Raynaud entered the École normale supérieure where he studied from 1958 to 1962, while being first of the class in the "agrégation" exam where the new high school teachers were selected in 1961. In 1962, he entered the French National Centre for Scientific Research where he studied together with his future wife Michèle Chaumartin. Both had the same doctoral advisor in Alexander Grothendieck. Raynaud received his doctoral degree in 1967.

==Career==
Raynaud was hired as professor at the Orsay Faculty of Sciences in Paris where he was employed until 2001, when he retired.

Raynaud died on 10 March 2018 in Rueil-Malmaison, France.

==Research==
In 1983, Raynaud published a proof of the Manin–Mumford conjecture. In 1985, he proved Raynaud's isogeny theorem on Faltings heights of isogenous elliptic curves. With David Harbater and following the work of Jean-Pierre Serre, Raynaud proved Abhyankar's conjecture in 1994.

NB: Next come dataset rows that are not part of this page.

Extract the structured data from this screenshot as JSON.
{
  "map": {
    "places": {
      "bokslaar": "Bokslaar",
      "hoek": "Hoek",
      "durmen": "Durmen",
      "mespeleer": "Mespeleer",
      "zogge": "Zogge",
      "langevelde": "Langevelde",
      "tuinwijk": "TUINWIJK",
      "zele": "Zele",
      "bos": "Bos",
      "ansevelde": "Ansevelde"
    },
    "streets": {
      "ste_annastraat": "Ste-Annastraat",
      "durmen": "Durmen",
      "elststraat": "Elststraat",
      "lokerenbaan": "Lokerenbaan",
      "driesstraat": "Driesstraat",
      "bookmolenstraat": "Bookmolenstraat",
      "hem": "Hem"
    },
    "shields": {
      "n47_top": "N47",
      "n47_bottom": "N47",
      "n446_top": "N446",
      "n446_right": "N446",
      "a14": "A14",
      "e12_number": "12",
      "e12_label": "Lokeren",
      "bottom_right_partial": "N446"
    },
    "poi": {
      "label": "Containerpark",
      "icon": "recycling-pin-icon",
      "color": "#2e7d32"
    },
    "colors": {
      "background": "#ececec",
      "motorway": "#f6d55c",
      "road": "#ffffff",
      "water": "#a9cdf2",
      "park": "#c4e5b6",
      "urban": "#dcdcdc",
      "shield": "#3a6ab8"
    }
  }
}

The Raynaud surface was named after him by William E. Lang in 1979.

== Honors and awards ==
In 1970 Raynaud was an invited speaker at the International Congress of Mathematicians in Nice. In 1987 he received the Prize Ampère from the French Academy of Sciences. In 1995 he received the Cole Prize, together with David Harbater, for his solution of the Abhyankar conjecture.

== Personal life ==
He practiced skiing (especially in Val-d'Isère), tennis, and rock climbing (in Fontainebleau). He was married to the mathematician Michèle Raynaud who also worked with Alexander Grothendieck.